"Give me the brandy, Aunt Rhody," said Doctor Parker, softly.
He poured a few drops into the spoon she brought, and held it to Mary's lips. The potent fluid stung the nerves into life again, and quickened the flickering circulation; her thin fingers lay quiet, her eyes opened and looked clear and calm at the Doctor. He tried to rouse her with an interest deeper to most women than their own agony or languor.
"You've got a nice little girl, Mary," said he, cheerfully.
The ghost of a smile lit her face.
"I'm content," said she, in a low whisper.
Aunt Rhody brought the baby and laid it on its mother's arm. The child stirred and cried, but Mary took no notice; her eyes were fixed and glazing. Suddenly she smiled a brilliant smile, stretched both arms upward, dropping her baby from its place. Only for one moment that recognizing look defied death and welcomed life; her arms dropped, her jaw fell;—it was over.
"I guess you'd better take the baby into the kitchen, Miss Loviny," said Aunt Rhody; "'tisn't considered lucky to keep 'em round where folks has died."
"Luck a'n't anything," grimly returned Lovina, who had squeezed her tears back, lest the two or three that inclined to fall should spot the baby's blanket; "but I'm goin' to take her out into the kitchen, because I calculate to open the winder in here."

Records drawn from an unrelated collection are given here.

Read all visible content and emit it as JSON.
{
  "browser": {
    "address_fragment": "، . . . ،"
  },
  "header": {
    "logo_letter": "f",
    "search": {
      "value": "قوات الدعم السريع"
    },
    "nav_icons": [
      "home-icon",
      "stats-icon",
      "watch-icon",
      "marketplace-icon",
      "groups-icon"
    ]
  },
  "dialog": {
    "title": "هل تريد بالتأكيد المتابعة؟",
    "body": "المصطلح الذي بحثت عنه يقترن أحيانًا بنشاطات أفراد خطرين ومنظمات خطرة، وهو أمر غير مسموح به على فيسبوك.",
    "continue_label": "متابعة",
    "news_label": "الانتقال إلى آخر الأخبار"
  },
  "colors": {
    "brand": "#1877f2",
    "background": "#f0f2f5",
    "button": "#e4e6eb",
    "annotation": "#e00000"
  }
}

So the baby and Aunt 'Viny went out.
It was a new thing and a hard thing for Lovina Perkins to have a baby on her hands; she would rather have charged herself with the care of a farm, or the building of a house; she could work, she could order, plan, regulate, and execute; but what to do with a baby? There it lay, helpless, soft, incapable, not to be scolded, or worked, or made responsible in any way, the most impracticable creature possible: a kitten she could have put into a basket at night, and set in the shed; a puppy she could and would have drowned; but a baby, an unlucky, red, screeching creature, with a soul, was worse than all other evils. However, she couldn't let it die; so she went after some milk, and, with Aunt Rhody's help, after much patient disgust, taught the child how to live, and it lived.